“Maka, persatuan dan kesatuan lebih diutamakan. Selama tidak menyentuh kerusakan akidah kita. Kalau ada pendapat perbedaan ya silahkan. Tidak harus sama. Demi utuh islam dan NKRI (Negara Kesatuan Republik Indonesia),” katanya.
Wakil Rais Syuriah PWNU Jawa Timur, KH Nurudin mendesak kepada pemerintah (Kementrian Agama) untuk lebih aktif menjadi penengah terhadap setiap pemilik keagamaan di masyarakat.
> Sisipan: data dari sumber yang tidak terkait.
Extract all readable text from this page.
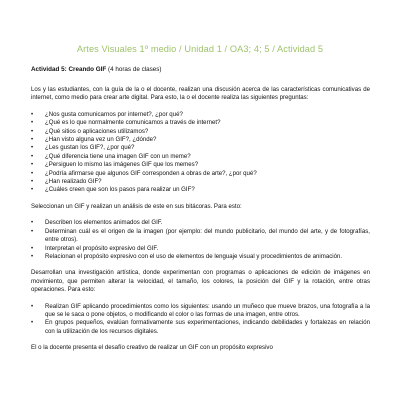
Artes Visuales 1º medio / Unidad 1 / OA3; 4; 5 / Actividad 5
Actividad 5: Creando GIF (4 horas de clases)

Los y las estudiantes, con la guía de la o el docente, realizan una discusión acerca de las características comunicativas de internet, como medio para crear arte digital. Para esto, la o el docente realiza las siguientes preguntas:

• ¿Nos gusta comunicarnos por internet?, ¿por qué?
• ¿Qué es lo que normalmente comunicamos a través de internet?
• ¿Qué sitios o aplicaciones utilizamos?
• ¿Han visto alguna vez un GIF?, ¿dónde?
• ¿Les gustan los GIF?, ¿por qué?
• ¿Qué diferencia tiene una imagen GIF con un meme?
• ¿Persiguen lo mismo las imágenes GIF que los memes?
• ¿Podría afirmarse que algunos GIF corresponden a obras de arte?, ¿por qué?
• ¿Han realizado GIF?
• ¿Cuáles creen que son los pasos para realizar un GIF?

Seleccionan un GIF y realizan un análisis de este en sus bitácoras. Para esto:

• Describen los elementos animados del GIF.
• Determinan cuál es el origen de la imagen (por ejemplo: del mundo publicitario, del mundo del arte, y de fotografías, entre otros).
• Interpretan el propósito expresivo del GIF.
• Relacionan el propósito expresivo con el uso de elementos de lenguaje visual y procedimientos de animación.

Desarrollan una investigación artística, donde experimentan con programas o aplicaciones de edición de imágenes en movimiento, que permiten alterar la velocidad, el tamaño, los colores, la posición del GIF y la rotación, entre otras operaciones. Para esto:

• Realizan GIF aplicando procedimientos como los siguientes: usando un muñeco que mueve brazos, una fotografía a la que se le saca o pone objetos, o modificando el color o las formas de una imagen, entre otros.
• En grupos pequeños, evalúan formativamente sus experimentaciones, indicando debilidades y fortalezas en relación con la utilización de los recursos digitales.

El o la docente presenta el desafío creativo de realizar un GIF con un propósito expresivo
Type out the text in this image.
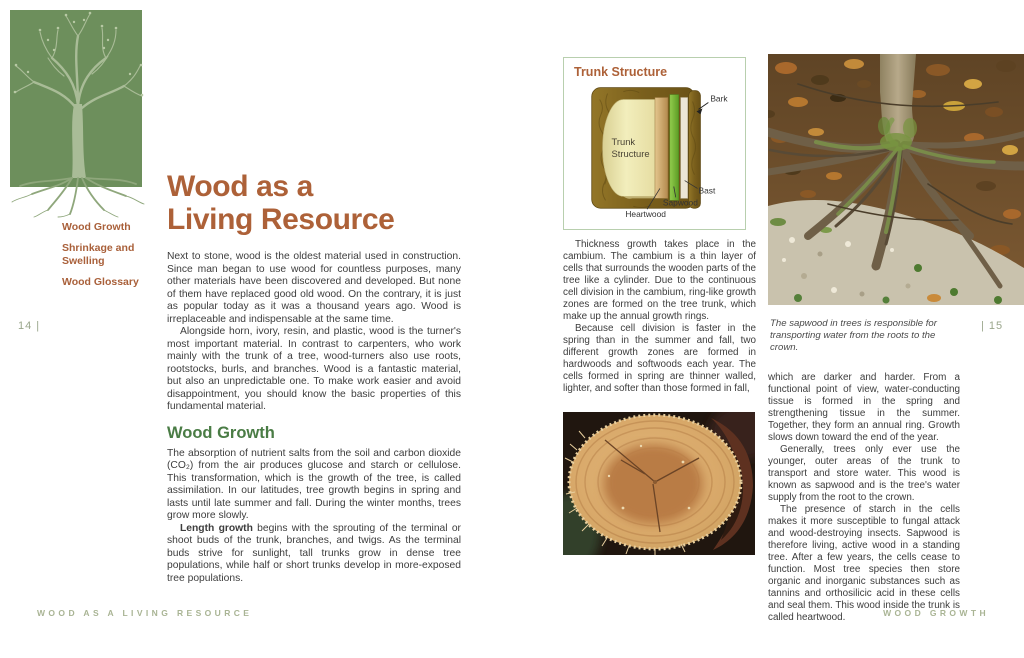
Wood Growth
Shrinkage and Swelling
Wood Glossary
14 |
Wood as a
Living Resource

Next to stone, wood is the oldest material used in construction. Since man began to use wood for countless purposes, many other materials have been discovered and developed. But none of them have replaced good old wood. On the contrary, it is just as popular today as it was a thousand years ago. Wood is irreplaceable and indispensable at the same time.

Alongside horn, ivory, resin, and plastic, wood is the turner's most important material. In contrast to carpenters, who work mainly with the trunk of a tree, wood-turners also use roots, rootstocks, burls, and branches. Wood is a fantastic material, but also an unpredictable one. To make work easier and avoid disappointment, you should know the basic properties of this fundamental material.

Wood Growth

The absorption of nutrient salts from the soil and carbon dioxide (CO₂) from the air produces glucose and starch or cellulose. This transformation, which is the growth of the tree, is called assimilation. In our latitudes, tree growth begins in spring and lasts until late summer and fall. During the winter months, trees grow more slowly.

Length growth begins with the sprouting of the terminal or shoot buds of the trunk, branches, and twigs. As the terminal buds strive for sunlight, tall trunks grow in dense tree populations, while half or short trunks develop in more-exposed tree populations.

WOOD AS A LIVING RESOURCE
Trunk Structure
Trunk
Structure
Bark
Bast
Sapwood
Heartwood
The sapwood in trees is responsible for transporting water from the roots to the crown.
| 15

Thickness growth takes place in the cambium. The cambium is a thin layer of cells that surrounds the wooden parts of the tree like a cylinder. Due to the continuous cell division in the cambium, ring-like growth zones are formed on the tree trunk, which make up the annual growth rings.

Because cell division is faster in the spring than in the summer and fall, two different growth zones are formed in hardwoods and softwoods each year. The cells formed in spring are thinner walled, lighter, and softer than those formed in fall,

which are darker and harder. From a functional point of view, water-conducting tissue is formed in the spring and strengthening tissue in the summer. Together, they form an annual ring. Growth slows down toward the end of the year.

Generally, trees only ever use the younger, outer areas of the trunk to transport and store water. This wood is known as sapwood and is the tree's water supply from the root to the crown.

The presence of starch in the cells makes it more susceptible to fungal attack and wood-destroying insects. Sapwood is therefore living, active wood in a standing tree. After a few years, the cells cease to function. Most tree species then store organic and inorganic substances such as tannins and orthosilicic acid in these cells and seal them. This wood inside the trunk is called heartwood.	WOOD GROWTH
Tujuannya, agar tidak ada saling klaim benar dan salah.
“Persoalan ucapan “Selamat Natal” ini hampir terjadi setiap tahun. Tidak pernah asa selesainya. Padahal, ini khilafiyah. Maka, ke depan, pemerintah harus bisa menjembatani. Agar tidak ada polemik di masyarakat,” katanya.
Diketahui, beberapa waktu lalu Majlis Ulama Indonesia (MUI) Jawa Timur, mengeluarkan fatwa, melarang umat Islam mengucapkan Selamat Natal. Fatwa MUI ini lantas viral dan menimbulkan keresahan warga.